So after you’ve gobbled down all that turkey and veg, pulled a few crackers, and got tipsy on the mulled wine, it is time to indulge in the most enjoyable part of any meal: dessert! Wherever you are around the globe, you are sure to favour your own regional delicacies, but here are 7 of my own personal favourites, stretching from the Philippines to the Caribbean!
Yule Log is a traditional dessert originating from France and is always served near Christmas. Made of sponge cake to resemble a miniature actual Yule log, it is a form of sweet roulade. The most common ingredients used in a Yule Log is yellow sponge cake and chocolate buttercream, though many variations exist, including chocolate and liquors. Yule logs are often served with one end cut off and set atop the cake, or protruding from its side to resemble a chopped off branch. A bark-like texture is often produced by dragging a fork through the icing, and powdered sugar sprinkled to resemble snow.
Lebkuchen is a form of German gingerbread cookie, and come in a variety of shapes with round being the most common. The ingredients usually include honey, spices, and nuts or candied fruit. Lebkuchen hearts, usually inscribed with icing, are available at many Christmas fairs in Germany.
Bibingka is a type of rice cake from the Philippines, usually eaten during the breakfast and Christmas season. It is traditionally cooked in clay pots lined with banana leaves, which makes it one of the more exotic entries on this list! Bibingka has a soft spongy texture similar and is eaten hot. The top and bottom surfaces (including the traditional banana leaf lining) are also usually charred, adding to the flavour.
Rum Cake is a type of dessert from the Caribbean, traditionally eaten over the holiday season. It is usual for the dried fruit to be soaked in rum for months and then added to dough which has been caramelised by boiling water. The result, also known as “black cake”, is similar to a fruitcake, though consisting of a lighter texture.
Vaniljekranse are unleavened cookies consisting of butter, flour, and sugar.
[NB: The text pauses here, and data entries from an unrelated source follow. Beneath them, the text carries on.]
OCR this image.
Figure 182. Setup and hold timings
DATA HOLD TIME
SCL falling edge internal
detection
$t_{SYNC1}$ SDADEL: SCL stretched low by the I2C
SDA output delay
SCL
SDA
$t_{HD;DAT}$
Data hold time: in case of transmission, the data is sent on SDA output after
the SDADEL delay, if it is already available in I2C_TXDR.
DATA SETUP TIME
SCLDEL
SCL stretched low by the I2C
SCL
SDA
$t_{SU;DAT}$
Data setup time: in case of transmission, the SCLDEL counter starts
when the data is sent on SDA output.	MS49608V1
They come in a variety of shapes such as circles, squares, ovals, rings, and pretzel-like forms, and with a variety of appearances, including marbled, chequered or plain. Although in Denmark these cookies are considered a delicacy at any time of the year, in other parts of the world they are often devoured around Christmas time.
Turron is a nougat-type of confection, typically made of honey, sugar, and egg, with toasted almonds, and then usually shaped into either a rectangular tablet or a round cake. It is frequently consumed as a traditional Christmas dessert in northern Spain and in other Spanish-speaking enclaves.
Christmas Pudding is a type of pudding traditionally served as part of the Christmas dinner in the UK and in other countries where it has been introduced by British emigrants. It has its origins in medieval England, and is sometimes known as plum pudding. Many families make their own Christmas Pudding using their own family recipe, and it is tradition to make it weeks before eating and ‘hanging it out to dry’ in order to get the best flavour come Christmas dinner time!